An ash guard, ashguard or hurling glove (miotóg chosanta) is a fingerless protective glove used in the Gaelic sports of hurling and camogie, principally played in Ireland.

Its purpose is to protect the hand from being hit by opponent's hurleys (or camogie sticks) when catching the sliotar (ball) during play. Its name derives from the use of ash wood to make hurleys and camogie sticks. Most players wear the ashguard only on their dominant hand, although Kevin Downes wore one on each hand.

The ash guard was introduced in the 1990s as safety equipment (including protective helmets) was becoming more common in the sport and players were increasingly aware of the risk of injuries. The prototype is credited to Dr Brendan Cuddihy of Greystones, County Wicklow.

They have become increasingly rare in recent years, with one article in 2017 dismissing them as a "fad." Ken McGrath suffered multiple fractures to the metacarpals and phalanges but never wore one, saying "I never liked fellas wearing gloves, the look of it is something I don't like.

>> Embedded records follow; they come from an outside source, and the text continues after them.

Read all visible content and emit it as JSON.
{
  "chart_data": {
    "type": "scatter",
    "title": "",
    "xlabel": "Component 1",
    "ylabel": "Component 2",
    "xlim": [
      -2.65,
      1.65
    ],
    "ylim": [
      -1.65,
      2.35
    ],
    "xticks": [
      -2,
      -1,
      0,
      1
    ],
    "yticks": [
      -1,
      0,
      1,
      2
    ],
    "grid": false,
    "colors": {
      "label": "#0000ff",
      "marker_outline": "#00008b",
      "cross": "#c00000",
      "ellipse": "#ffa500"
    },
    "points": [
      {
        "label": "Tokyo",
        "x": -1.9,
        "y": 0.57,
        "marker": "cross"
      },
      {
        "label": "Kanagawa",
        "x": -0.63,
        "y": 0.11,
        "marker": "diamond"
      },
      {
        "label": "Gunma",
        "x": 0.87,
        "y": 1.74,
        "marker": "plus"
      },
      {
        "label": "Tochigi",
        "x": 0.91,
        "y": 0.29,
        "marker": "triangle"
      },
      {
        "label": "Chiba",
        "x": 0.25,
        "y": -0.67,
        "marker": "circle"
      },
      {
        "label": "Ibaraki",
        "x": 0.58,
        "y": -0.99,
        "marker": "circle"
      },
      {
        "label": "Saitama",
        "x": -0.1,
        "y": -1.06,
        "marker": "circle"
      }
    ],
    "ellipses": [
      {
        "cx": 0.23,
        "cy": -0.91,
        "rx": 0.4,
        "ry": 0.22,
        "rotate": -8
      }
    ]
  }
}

I wore a glove for one game after breaking a finger but I threw it away after a minute, I couldn't stick it." However, John Callinan (who played in the 1990s before ash guards were common) has credited a reduction in broken fingers in the sport in recent years to the use of gloves.

Most ash guards are fingerless, in order not to reduce dexterity, but new gloves like the Mycro Long Finger Glove are designed to protect the proximal phalanges without affecting dexterity.

Some rugby union players have also used ashguards, including André Joubert and Tommy Bowe.